I have a 2004 Audi A6 wagon that has an intermittently flashing check engine light. I took it to the dealership to have the codes read and they told me that they got codes for Cylinder 2 and Cylinder 5 misfires. Additionally they got a code saying the Engine Coolant Temperature Sender was electronically faulty. What is this part and what does it do? Is it essential to fix it immediately? The dealership recommended changing the spark plugs and the air filters for the cylinder misfire issue. We are also talking about replacing the timing belt since the car has 105k miles on it. I know there are several other parts that are replaced during the timing belt replacement (like the water pump, thermostat, oil seals, etc). Is it essential to replace these items if there is no immediate need to do so? Just an FYI, the dealership did the diagnostic and gave an estimate, but we are shopping around for an indie mechanic to do the work. Should I be looking for someone that specializes in German imports or can this work be done by anyone?
Mostly any decent mechanic can do this work. If you happen to have someone close who specializes in German cars, go ahead. I wouldn’t go too far out of my way to find one, though.
The reason the waterpump is replaced at the same time as the belt is…it’s driven by the belt, and you have to tear all the way into it to get to it. The additional cost of the water pump, gasket and some coolant is minor when compared to the cost of having a water pump fail, seize and rip your belt apart. At 2000RPM and up, it’ll take a mere second to destroy your engine. It’s worth doing. If the pump fails later, at the minimum, the cost to replace it will still require the belt be removed and replaced.
I’m not sure about the thermostat and seals. I don’t see a need to replace them, but I’m not an Audi specialist, either. Unless the thermostat is buried back there under the belt, I wouldn’t do it…but it’s not an expensive part, either. Doing it wouldn’t hurt anything. Is the engine warming up quickly like it supposed to, and running at the right temps? If not, then it’s a no brainer: replace it.
Engine temp sensor: that sensor tells the computer when the engine is warmed up, so it can cut back on the fuel (an engine at temp requires less fuel than a cold engine). So it should be done. The excess fuel not being burned properly will contribute (over time) to fouling the catalytic converter.
Replacing the plugs and air filter are normal maintenance items. Fouled plugs may partially be a result of the failing temp sensor.
I probably missed something, but I’m not sure what.
Is the water pump something that you can look at and decide whether it needs to be replaced? One shop I talked to said they would change out the pump as a matter of course during the timing belt replacement. The other shop owner said he’d take a more conservative approach and take a “close look” at it once he’s in there and make a decision to replace it or not. Naturally I like the more inexpensive option, but I don’t want that to come back to bite me. We’re only planning on keeping the car another year or so til we pay it off. It has been such a money pit with all of its costly repairs. With two small kids, I need something more reliable.
You can check the condition of the bearing at the moment, but that’s about it. More than that would require it be removed, and if you go that far, why bother putting the old one back on? You’re right back at a gasket, coolant and the work. Saving $20 or so on the pump itself really, truly, isn’t worth the risk.

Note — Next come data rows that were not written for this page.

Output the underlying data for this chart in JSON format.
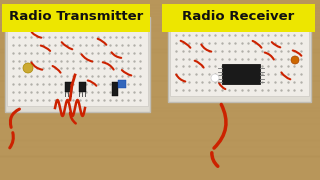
{
  "bg_color": "#b8965a",
  "label_left_text": "Radio Transmitter",
  "label_right_text": "Radio Receiver",
  "label_bg_color": "#ede600",
  "label_text_color": "#111111",
  "font_size": 9.5,
  "font_weight": "bold",
  "board_color": "#e0ddd5",
  "board_color2": "#d8d5ce",
  "board_border": "#c0bdb5",
  "wire_red": "#cc2200",
  "wire_orange": "#cc4400",
  "component_dark": "#1a1a1a",
  "component_blue": "#3355aa",
  "component_yellow": "#ccaa00",
  "hole_color": "#b0aea8"
}
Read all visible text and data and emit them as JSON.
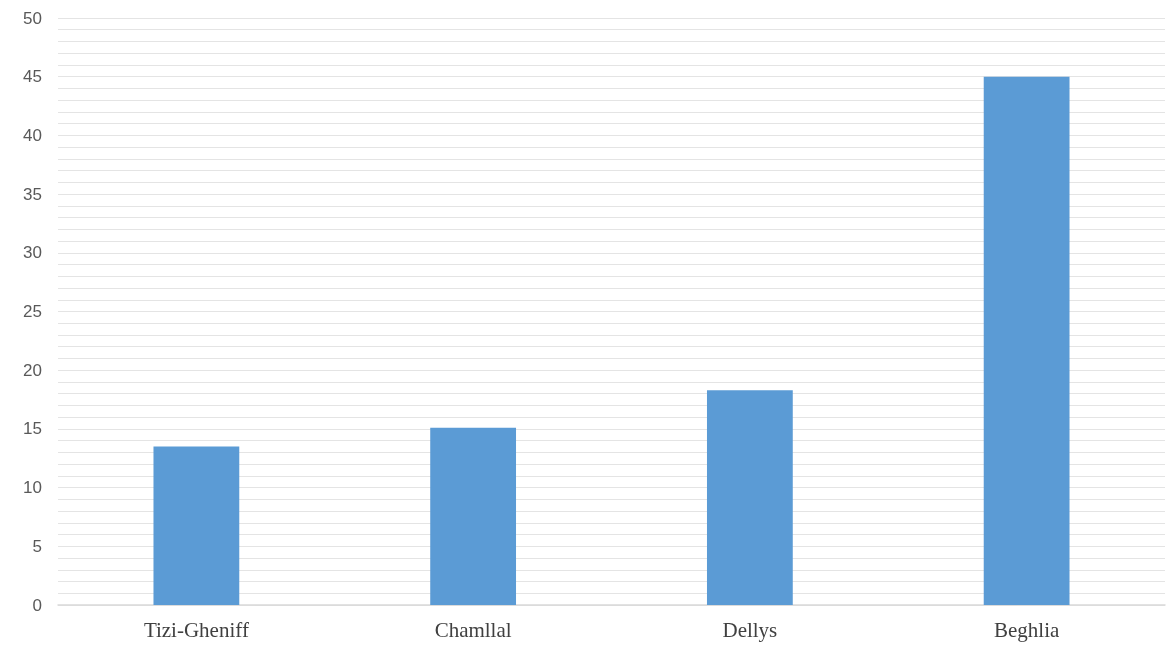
{
  "chart_data": {
    "type": "bar",
    "categories": [
      "Tizi-Gheniff",
      "Chamllal",
      "Dellys",
      "Beghlia"
    ],
    "values": [
      13.5,
      15.1,
      18.3,
      45
    ],
    "color": "#5b9bd5",
    "ylim": [
      0,
      50
    ],
    "yticks": [
      0,
      {
        "value": 1,
        "label": null
      },
      {
        "value": 2,
        "label": null
      },
      {
        "value": 3,
        "label": null
      },
      {
        "value": 4,
        "label": null
      },
      5,
      {
        "value": 6,
        "label": null
      },
      {
        "value": 7,
        "label": null
      },
      {
        "value": 8,
        "label": null
      },
      {
        "value": 9,
        "label": null
      },
      10,
      {
        "value": 11,
        "label": null
      },
      {
        "value": 12,
        "label": null
      },
      {
        "value": 13,
        "label": null
      },
      {
        "value": 14,
        "label": null
      },
      15,
      {
        "value": 16,
        "label": null
      },
      {
        "value": 17,
        "label": null
      },
      {
        "value": 18,
        "label": null
      },
      {
        "value": 19,
        "label": null
      },
      20,
      {
        "value": 21,
        "label": null
      },
      {
        "value": 22,
        "label": null
      },
      {
        "value": 23,
        "label": null
      },
      {
        "value": 24,
        "label": null
      },
      25,
      {
        "value": 26,
        "label": null
      },
      {
        "value": 27,
        "label": null
      },
      {
        "value": 28,
        "label": null
      },
      {
        "value": 29,
        "label": null
      },
      30,
      {
        "value": 31,
        "label": null
      },
      {
        "value": 32,
        "label": null
      },
      {
        "value": 33,
        "label": null
      },
      {
        "value": 34,
        "label": null
      },
      35,
      {
        "value": 36,
        "label": null
      },
      {
        "value": 37,
        "label": null
      },
      {
        "value": 38,
        "label": null
      },
      {
        "value": 39,
        "label": null
      },
      40,
      {
        "value": 41,
        "label": null
      },
      {
        "value": 42,
        "label": null
      },
      {
        "value": 43,
        "label": null
      },
      {
        "value": 44,
        "label": null
      },
      45,
      {
        "value": 46,
        "label": null
      },
      {
        "value": 47,
        "label": null
      },
      {
        "value": 48,
        "label": null
      },
      {
        "value": 49,
        "label": null
      },
      50
    ],
    "grid": "y"
  }
}
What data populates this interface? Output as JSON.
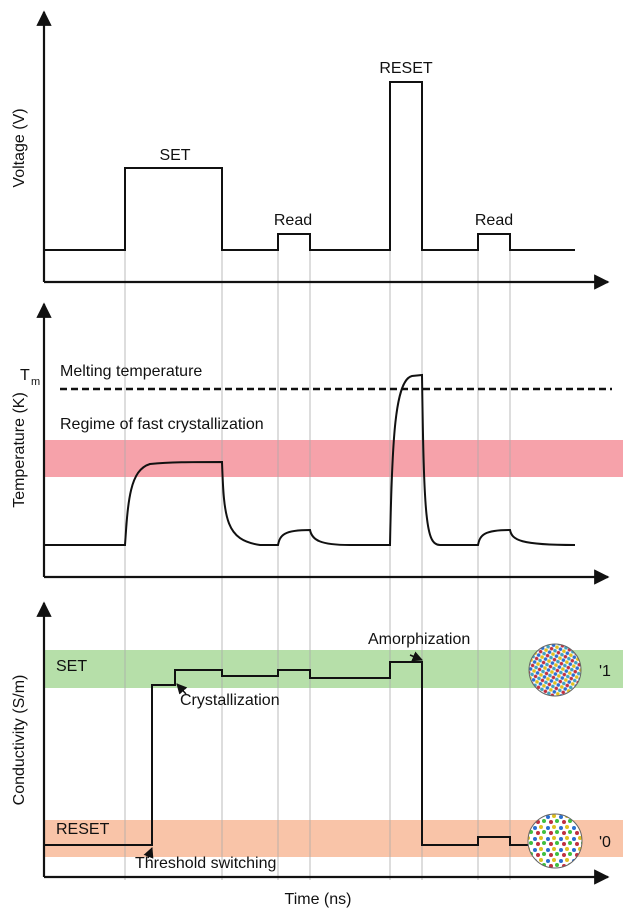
{
  "voltage_panel": {
    "axis_label": "Voltage (V)",
    "pulses": [
      "SET",
      "Read",
      "RESET",
      "Read"
    ]
  },
  "temperature_panel": {
    "axis_label": "Temperature (K)",
    "tm_symbol": "T",
    "tm_subscript": "m",
    "melting_label": "Melting temperature",
    "regime_label": "Regime of fast crystallization"
  },
  "conductivity_panel": {
    "axis_label": "Conductivity (S/m)",
    "set_band": "SET",
    "reset_band": "RESET",
    "amorphization": "Amorphization",
    "crystallization": "Crystallization",
    "threshold": "Threshold switching",
    "state_1": "'1",
    "state_0": "'0"
  },
  "x_axis_label": "Time (ns)"
}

When I say at the moment, I do mean it, too. You could start it, and it might fail a mile later. You might be fine without replacing it, but I can’t recommend skipping it. I understand saving money…we all want to.
Well one shop quoted $135 for the pump (plus labor) and the other shop quoted $282 for the pump (plus labor). At the second shop, we’re looking at almost $400 to change out the pump. That’s why I don’t want to do it if it’s not absolutely necessary.

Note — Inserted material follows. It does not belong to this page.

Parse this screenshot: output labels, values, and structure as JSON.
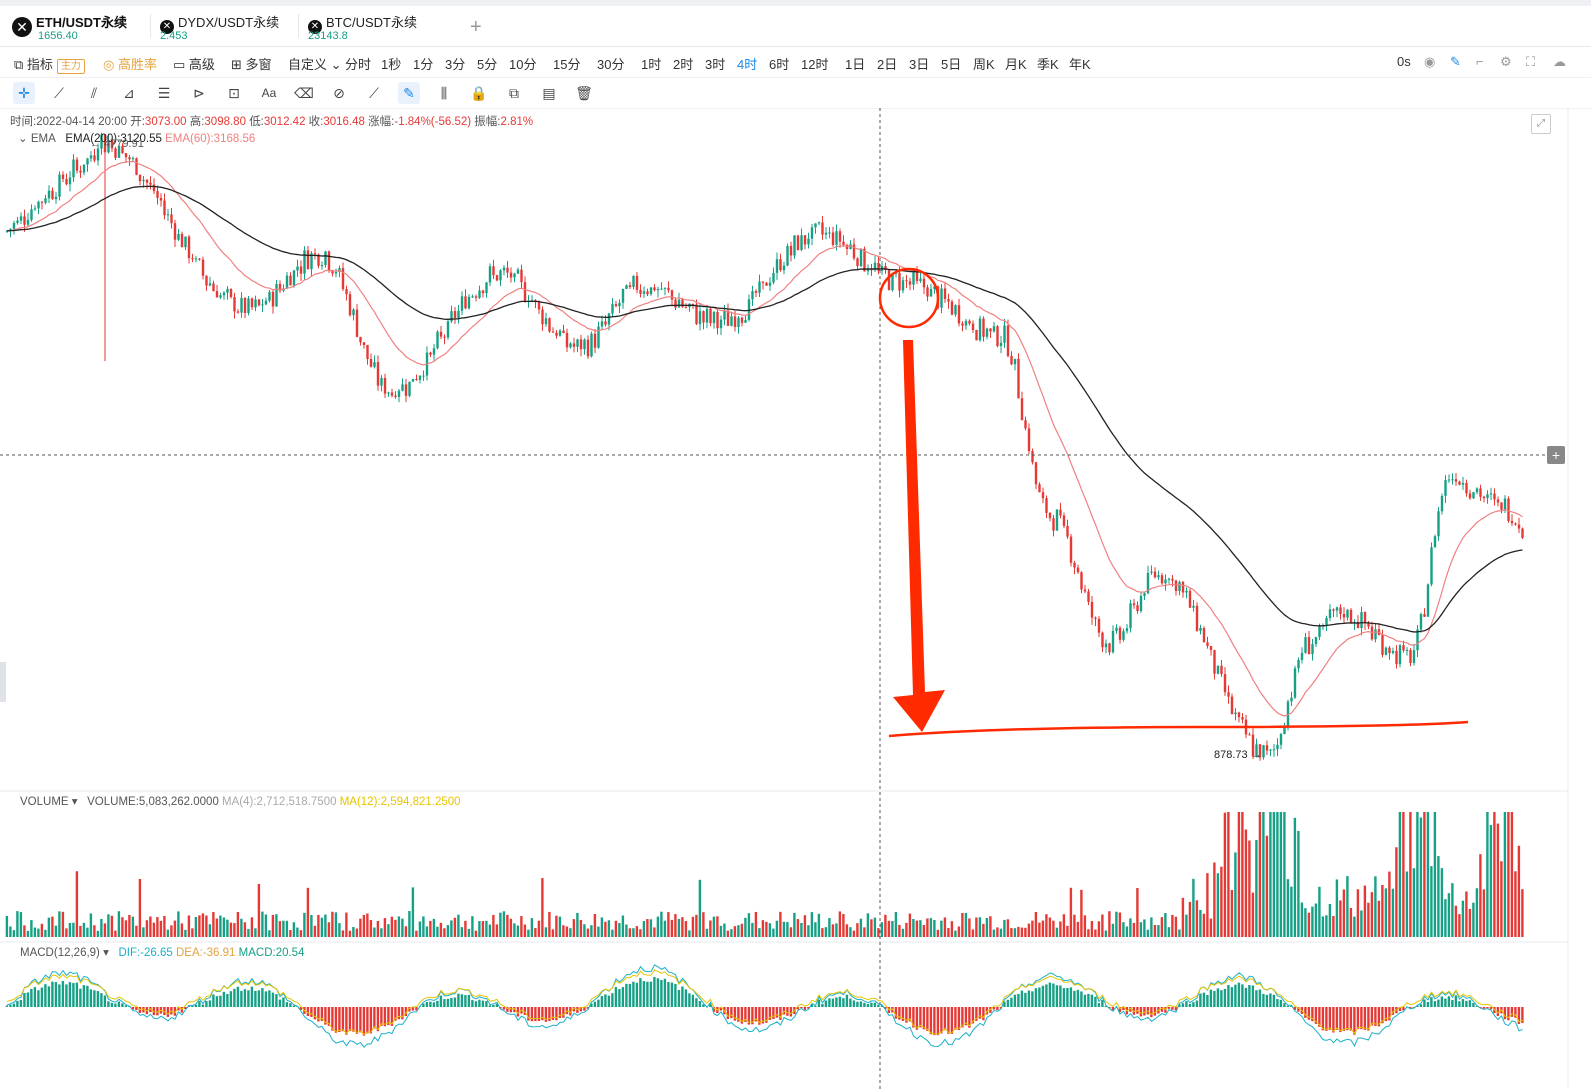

I just looked up a pump, and they cost about $85 (plus tax). That’s your over the counter cost, and not at a dealer, for only the part. I think $282 is a tad high, but $135 doesn’t sound too bad. You’r also paying for them to make sure they have the right part, on hand, and ready to be installed in your car. Plus any delivery fees they may have, and storage if they have the parts on hand.
You can take a chance. Make sure you use extended life anti-freeze, and change that out. Making sure you’ve got the best coolant you can would ensure the bearings are at least getting the lubrication they need to last. As long as you’re aware that if it fails, you’re back at the big bill. There’s no guarantee either way.